Want to donate wild game? Here's how
BOISE - With the holidays just around the corner, many of you may be giving back to the community by donating to your local food pantries. While we're used to donating canned and non-perishable food items, some may want to donate excess meat from the hunting season.
Local food banks see the need for food firsthand, and while they love getting donations of any kind, they want to make sure people are informed - especially when it comes to wild game. Because if the rules aren't followed, the food banks can't accept the meat.
Mike Keckler with Idaho Fish & Game says a Proxy Statement, which is used when hunters transport wild game after it's been shot, is also used for making donations. On the form you can circle the species like Elk or Mule Deer. There are also spaces to fill out a description of the animal, and where and when the animal was killed. Then, you will give the statement to the other hunter or the food bank you're donating to.

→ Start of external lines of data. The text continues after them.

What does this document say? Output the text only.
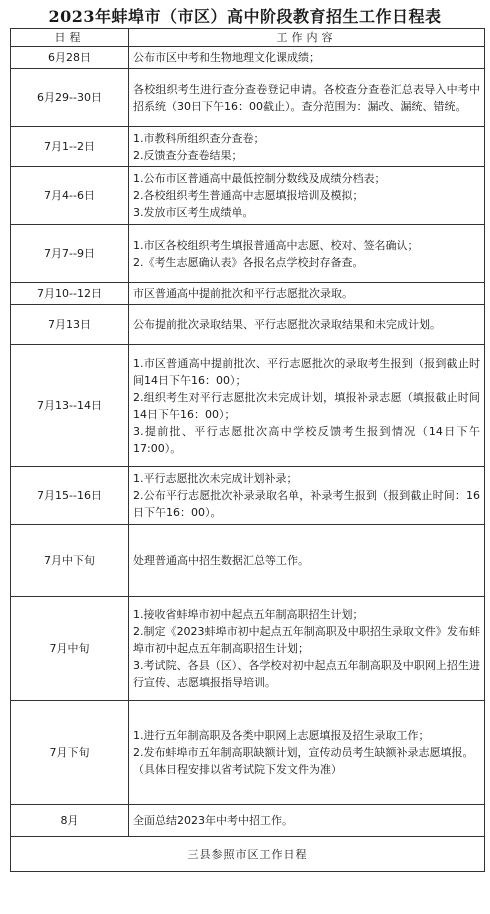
2023年蚌埠市（市区）高中阶段教育招生工作日程表
日程	工作内容
6月28日	公布市区中考和生物地理文化课成绩；

6月29--30日	各校组织考生进行查分查卷登记申请。各校查分查卷汇总表导入中考中招系统（30日下午16：00截止）。查分范围为：漏改、漏统、错统。

7月1--2日	1.市教科所组织查分查卷；
2.反馈查分查卷结果；

7月4--6日	1.公布市区普通高中最低控制分数线及成绩分档表；
2.各校组织考生普通高中志愿填报培训及模拟；
3.发放市区考生成绩单。

7月7--9日	1.市区各校组织考生填报普通高中志愿、校对、签名确认；
2.《考生志愿确认表》各报名点学校封存备查。

7月10--12日	市区普通高中提前批次和平行志愿批次录取。

7月13日	公布提前批次录取结果、平行志愿批次录取结果和未完成计划。

7月13--14日	1.市区普通高中提前批次、平行志愿批次的录取考生报到（报到截止时间14日下午16：00）；
2.组织考生对平行志愿批次未完成计划，填报补录志愿（填报截止时间14日下午16：00）；
3.提前批、平行志愿批次高中学校反馈考生报到情况（14日下午17:00）。

7月15--16日	1.平行志愿批次未完成计划补录；
2.公布平行志愿批次补录录取名单，补录考生报到（报到截止时间：16日下午16：00）。

7月中下旬	处理普通高中招生数据汇总等工作。

7月中旬	1.接收省蚌埠市初中起点五年制高职招生计划；
2.制定《2023蚌埠市初中起点五年制高职及中职招生录取文件》发布蚌埠市初中起点五年制高职招生计划；
3.考试院、各县（区）、各学校对初中起点五年制高职及中职网上招生进行宣传、志愿填报指导培训。

7月下旬	1.进行五年制高职及各类中职网上志愿填报及招生录取工作；
2.发布蚌埠市五年制高职缺额计划，宣传动员考生缺额补录志愿填报。
（具体日程安排以省考试院下发文件为准）

8月	全面总结2023年中考中招工作。

三县参照市区工作日程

Keckler says this Proxy Statement is all about making sure there's a paper trail from the hunter to the food bank and to make sure the animal was killed legally.
"We want to make sure that we know who harvested the animal and the person in possession, whether it be another person or a food bank, is able to show us who harvested the animal," said Keckler.
When it comes to accepting big game, local food banks like the Boise Rescue Mission have rules of their own. If you'd like to make a donation you need to take the meat to an approved meat processing plant where it will be cut, packaged, and stamped with FDA approval.
"We need to make sure that it goes through a meat-processing plant just so we know that it's been handled and packaged and is safe to serve to our guests," said Jason Billester with the Boise Rescue Mission.
If the meat hasn't been approved through the proper channels, Billester says they can't accept it because safety if their first priority.
An organization called the Idaho Hunters Feeding the Hungry has a list on their website of food pantries they work with, as well as places where excess meat can be packaged and processed. They also break down meat acceptance guidelines and food safety procedures.